Vielleicht fatal, schon derart eingestimmt zu sein in der Absicht, einen Text wie ein unbestechlicher Juror zu kommentieren. Aber sei’s drum.
Nein – nix ist drum! Im Wissen, dass der Autor ein ganzer ein Gewissenhafter ist, muss ein eventueller Kommentator alles doppelt und dreifach abwägen, was er meint sagen zu müssen. Das ist schwierig. Aber ich wage es.

Der Titel lässt mich kalt. Der will mir partout nichts signalisieren.
Dann lässt der Autor eine merkwürdige Atmosphäre entstehen.
Dass die Drei nicht von dieser Welt sind, wird angedeutet.
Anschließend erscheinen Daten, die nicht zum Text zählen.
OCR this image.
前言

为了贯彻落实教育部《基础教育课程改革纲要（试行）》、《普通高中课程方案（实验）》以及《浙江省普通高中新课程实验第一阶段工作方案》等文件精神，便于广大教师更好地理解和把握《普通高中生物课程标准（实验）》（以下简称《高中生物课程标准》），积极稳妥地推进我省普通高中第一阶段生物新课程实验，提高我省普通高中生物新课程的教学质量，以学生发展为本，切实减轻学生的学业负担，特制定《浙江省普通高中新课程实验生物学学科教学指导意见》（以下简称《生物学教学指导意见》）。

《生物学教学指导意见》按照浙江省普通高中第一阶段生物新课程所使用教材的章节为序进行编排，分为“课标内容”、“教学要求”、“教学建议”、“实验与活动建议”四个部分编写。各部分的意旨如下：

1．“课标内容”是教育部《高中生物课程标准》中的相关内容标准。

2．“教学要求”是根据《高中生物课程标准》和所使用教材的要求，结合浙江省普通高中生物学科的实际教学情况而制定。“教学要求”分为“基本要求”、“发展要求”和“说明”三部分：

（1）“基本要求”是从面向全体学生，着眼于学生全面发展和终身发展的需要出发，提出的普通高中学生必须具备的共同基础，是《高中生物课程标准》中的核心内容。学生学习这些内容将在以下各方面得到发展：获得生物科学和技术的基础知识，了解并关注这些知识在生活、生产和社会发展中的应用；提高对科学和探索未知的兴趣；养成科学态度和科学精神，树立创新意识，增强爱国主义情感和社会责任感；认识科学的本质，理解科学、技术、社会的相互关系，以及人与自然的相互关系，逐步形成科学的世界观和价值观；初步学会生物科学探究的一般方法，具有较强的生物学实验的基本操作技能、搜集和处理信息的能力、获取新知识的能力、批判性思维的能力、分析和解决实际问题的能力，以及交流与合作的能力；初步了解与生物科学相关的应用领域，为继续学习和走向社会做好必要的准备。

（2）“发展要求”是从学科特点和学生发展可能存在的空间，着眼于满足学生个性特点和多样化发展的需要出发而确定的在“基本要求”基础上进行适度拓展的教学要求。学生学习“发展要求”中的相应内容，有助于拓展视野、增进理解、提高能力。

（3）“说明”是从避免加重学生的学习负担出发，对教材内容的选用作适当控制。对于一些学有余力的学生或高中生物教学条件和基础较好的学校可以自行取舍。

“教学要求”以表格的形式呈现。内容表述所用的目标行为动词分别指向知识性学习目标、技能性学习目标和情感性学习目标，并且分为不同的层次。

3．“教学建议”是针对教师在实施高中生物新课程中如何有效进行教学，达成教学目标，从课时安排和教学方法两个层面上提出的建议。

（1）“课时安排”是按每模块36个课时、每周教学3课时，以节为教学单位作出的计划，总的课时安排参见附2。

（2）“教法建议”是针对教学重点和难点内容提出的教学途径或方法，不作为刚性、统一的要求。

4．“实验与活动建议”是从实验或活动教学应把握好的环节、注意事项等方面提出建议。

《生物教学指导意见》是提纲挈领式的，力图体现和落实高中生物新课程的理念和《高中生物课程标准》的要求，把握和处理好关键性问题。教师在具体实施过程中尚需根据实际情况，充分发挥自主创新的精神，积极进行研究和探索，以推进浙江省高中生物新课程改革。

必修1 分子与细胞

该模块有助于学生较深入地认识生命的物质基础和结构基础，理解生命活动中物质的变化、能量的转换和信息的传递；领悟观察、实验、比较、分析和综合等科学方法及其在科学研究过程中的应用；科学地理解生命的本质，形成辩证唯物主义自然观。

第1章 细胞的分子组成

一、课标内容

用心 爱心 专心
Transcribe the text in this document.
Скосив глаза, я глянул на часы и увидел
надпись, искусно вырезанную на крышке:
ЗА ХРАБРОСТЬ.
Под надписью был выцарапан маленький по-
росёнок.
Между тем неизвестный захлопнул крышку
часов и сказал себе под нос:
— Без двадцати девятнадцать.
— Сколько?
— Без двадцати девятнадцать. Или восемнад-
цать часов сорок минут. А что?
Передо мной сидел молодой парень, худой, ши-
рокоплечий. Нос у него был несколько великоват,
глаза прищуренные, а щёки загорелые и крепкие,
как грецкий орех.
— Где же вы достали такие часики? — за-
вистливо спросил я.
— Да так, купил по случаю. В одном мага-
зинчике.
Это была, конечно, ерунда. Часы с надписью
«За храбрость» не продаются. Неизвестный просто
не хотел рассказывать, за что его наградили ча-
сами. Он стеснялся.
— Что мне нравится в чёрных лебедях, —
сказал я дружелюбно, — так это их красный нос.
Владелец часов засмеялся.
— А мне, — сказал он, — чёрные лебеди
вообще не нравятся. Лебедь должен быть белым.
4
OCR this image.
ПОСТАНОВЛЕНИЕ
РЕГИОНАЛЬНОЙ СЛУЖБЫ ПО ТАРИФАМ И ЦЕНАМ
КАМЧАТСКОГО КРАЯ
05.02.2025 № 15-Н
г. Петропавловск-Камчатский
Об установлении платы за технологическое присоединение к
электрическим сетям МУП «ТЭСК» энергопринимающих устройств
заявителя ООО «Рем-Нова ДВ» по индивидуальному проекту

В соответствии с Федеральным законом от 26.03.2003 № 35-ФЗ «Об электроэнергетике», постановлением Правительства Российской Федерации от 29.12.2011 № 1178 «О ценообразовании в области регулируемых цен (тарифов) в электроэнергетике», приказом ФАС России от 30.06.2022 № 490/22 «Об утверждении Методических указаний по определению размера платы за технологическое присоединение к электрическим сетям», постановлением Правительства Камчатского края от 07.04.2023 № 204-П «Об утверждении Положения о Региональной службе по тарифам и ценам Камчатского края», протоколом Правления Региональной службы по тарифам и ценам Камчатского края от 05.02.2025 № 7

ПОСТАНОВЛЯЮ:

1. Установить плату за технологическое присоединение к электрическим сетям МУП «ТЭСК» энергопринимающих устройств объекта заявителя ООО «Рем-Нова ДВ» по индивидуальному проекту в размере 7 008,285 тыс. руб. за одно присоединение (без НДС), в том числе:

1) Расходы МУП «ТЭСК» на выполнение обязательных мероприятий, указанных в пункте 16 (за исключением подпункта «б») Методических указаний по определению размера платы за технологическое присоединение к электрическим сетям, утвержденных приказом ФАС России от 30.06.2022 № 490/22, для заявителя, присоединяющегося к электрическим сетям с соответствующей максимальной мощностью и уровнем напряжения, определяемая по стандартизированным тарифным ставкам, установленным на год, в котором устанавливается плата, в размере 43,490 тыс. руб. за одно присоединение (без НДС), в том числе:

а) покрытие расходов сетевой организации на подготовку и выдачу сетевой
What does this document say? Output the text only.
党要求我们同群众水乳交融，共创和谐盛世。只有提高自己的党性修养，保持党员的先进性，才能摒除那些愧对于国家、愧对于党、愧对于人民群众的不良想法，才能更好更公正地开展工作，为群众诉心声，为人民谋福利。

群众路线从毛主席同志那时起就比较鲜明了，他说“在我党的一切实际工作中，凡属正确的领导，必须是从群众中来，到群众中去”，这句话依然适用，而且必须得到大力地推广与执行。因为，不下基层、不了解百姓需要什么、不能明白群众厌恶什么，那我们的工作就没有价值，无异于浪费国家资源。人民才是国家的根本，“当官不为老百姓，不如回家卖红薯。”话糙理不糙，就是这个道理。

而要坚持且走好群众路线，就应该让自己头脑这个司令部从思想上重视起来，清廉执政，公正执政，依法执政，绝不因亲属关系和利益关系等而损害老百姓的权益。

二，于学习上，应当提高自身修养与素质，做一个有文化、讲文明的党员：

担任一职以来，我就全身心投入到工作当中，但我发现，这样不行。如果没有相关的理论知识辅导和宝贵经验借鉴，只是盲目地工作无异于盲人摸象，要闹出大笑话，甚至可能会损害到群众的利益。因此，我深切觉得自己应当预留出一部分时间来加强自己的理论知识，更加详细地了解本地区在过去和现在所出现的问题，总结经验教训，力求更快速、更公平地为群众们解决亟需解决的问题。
Amos' Verhalten im Bett finde ich treffend beschrieben – es gibt diese Starre, wenn’s ernst wird / werden könnte;).

Schließlich war er froh, als er aus dem offenen Fenster die Rotschwänzchen singen hörte.
Die Rotschwänzchen. Vor meinem Schlafzimmer ist zu dieser Jahreszeit auch der Teufel los – und es sind nicht nur die Rotschwänzchen. Aber vielleicht sind’s bei Amos doch ausschließlich nur jene.
Wenn sie jetzt aufgewacht wäre, hätte er sie vielleicht geküsst.
Eher nicht. Wer sich im Dunkel der Nacht nichts traut ...

... nur ein Stück in die Landschaft, dann gegen Mittag und vor dem Gewitter zurück.
Vor welchem Gewitter? Der Leser rätselt. Dann denkt er noch: Wer beginnt eine Bergwanderung, wenn Gewitter angesagt sind? Aber wer weiß.
Ihre Sohlenprofile griffen schneidig und herrisch in den Schotter, ...
‚Sohlenprofile’ finde ich schrecklich. Ich würde mich für ‚Bergschuhe’ entscheiden.
... griffen schneidig und herrisch in den Schotter ...
hingegen finde ich rasant und treffsicher. Hab auch gleich dieses idiotische Stiletto-Klickern im Ohr. Könnte sie umbringen.
Sie mussten sich entscheiden. Zur einen Seite ging es den Granice hinauf. Der Berg war so nah, dass der Weg zum Gipfel als dünne Schnur gut zu erkennen war. In seiner harten Flanke standen keine Bäume.
Das Fette will mir was sagen? Ist die Frage nicht eher: Wollen wir hoch oder lassen wir es?
... es blieb jedoch leicht zu gehen. Ausgesetzt war es wohl.
Das Fette irritiert mich. Ist das Schweizer Idiom? Keine Ahnung, es sagt mir absolut nichts.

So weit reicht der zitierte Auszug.